血糖140-199mg/dLでは耐糖能障害, ≥200mg/dLでGC-DMと評価.
食後高血糖(+)の患者群では, PSLを1日1回朝内服から数回に分けて内服するように変更.
変更後も昼食後血糖>200mg/dLとなる群, PSL分散投与に同意できない群ではNateglinide(スターシス®) and/or Acarbose(アカルボース®)を追加.
患者群はRA/CTDでPSL内服中の78名で血糖を評価(外来9名)
PSL量は外来で15.6±11.3mg/d, 入院患者で10.2~34.5mg/d
耐糖能障害は30例, GC-DMは41例と多い(左).
PSLの量が一定の14例の空腹時血糖(○)と食後血糖(●)とHbA1cの値の比較では(右),
食後血糖が高いが, HbA1c 5-6%前半台が半数程度.
HbA1cではGC-DMの食後高血糖を検出しきれない.
もともとDM(+)患者ではHbA1cは高値となりやすいが, DM(-)でステロイドの影響で耐糖能障害となった患者ではよりHbA1cは上昇しにくい.
各介入毎の食後血糖の推移.
A; PSLを分割 B; 薬剤を1剤のみ追加 C; 薬剤を2つ追加 D; PSLの分割と薬剤を2剤追加
有意差がでるのはPSL分割投与と薬剤2剤の併用全てを組み合わせた群. ただ, 他の群でも食後血糖は減少する傾向にはある.

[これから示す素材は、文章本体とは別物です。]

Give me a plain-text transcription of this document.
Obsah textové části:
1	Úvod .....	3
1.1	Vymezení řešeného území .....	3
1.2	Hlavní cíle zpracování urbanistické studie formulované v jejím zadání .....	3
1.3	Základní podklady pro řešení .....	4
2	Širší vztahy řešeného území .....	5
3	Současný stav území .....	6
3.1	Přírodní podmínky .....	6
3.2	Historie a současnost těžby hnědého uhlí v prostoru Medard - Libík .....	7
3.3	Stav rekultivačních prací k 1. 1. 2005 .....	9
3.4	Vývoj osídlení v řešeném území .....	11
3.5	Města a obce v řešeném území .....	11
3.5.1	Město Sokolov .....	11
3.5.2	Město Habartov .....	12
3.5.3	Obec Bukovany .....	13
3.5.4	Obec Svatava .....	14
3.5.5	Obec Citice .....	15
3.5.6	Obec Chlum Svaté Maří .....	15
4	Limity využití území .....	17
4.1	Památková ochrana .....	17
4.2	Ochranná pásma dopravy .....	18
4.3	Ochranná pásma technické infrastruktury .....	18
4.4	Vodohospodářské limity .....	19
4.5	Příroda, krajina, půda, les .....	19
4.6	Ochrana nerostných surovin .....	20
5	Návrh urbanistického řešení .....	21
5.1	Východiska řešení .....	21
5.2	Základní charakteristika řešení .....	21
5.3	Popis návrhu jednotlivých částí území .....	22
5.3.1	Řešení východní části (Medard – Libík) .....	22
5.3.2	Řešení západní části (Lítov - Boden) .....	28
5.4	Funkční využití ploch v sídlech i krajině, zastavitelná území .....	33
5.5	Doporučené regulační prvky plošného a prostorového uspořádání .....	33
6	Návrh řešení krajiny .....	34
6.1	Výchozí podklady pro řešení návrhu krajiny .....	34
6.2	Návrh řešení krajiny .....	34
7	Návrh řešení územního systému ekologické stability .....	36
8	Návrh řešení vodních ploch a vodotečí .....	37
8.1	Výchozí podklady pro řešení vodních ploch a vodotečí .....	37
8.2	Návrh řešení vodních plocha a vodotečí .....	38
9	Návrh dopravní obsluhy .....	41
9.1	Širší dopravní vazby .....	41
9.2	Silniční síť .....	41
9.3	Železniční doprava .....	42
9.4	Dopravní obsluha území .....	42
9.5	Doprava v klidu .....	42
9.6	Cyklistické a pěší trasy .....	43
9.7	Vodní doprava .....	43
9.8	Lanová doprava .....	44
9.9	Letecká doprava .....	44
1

----------------------------------Point
●ステロイドユーザーにおける耐糖能障害では, 食後高血糖が重要であり, HbA1cのフォローでは不十分である.
●食後高血糖の治療にはαグルコシダーゼやグリニドが有用な可能性があるが, PSLを分割投与に変更するのも有用と言える.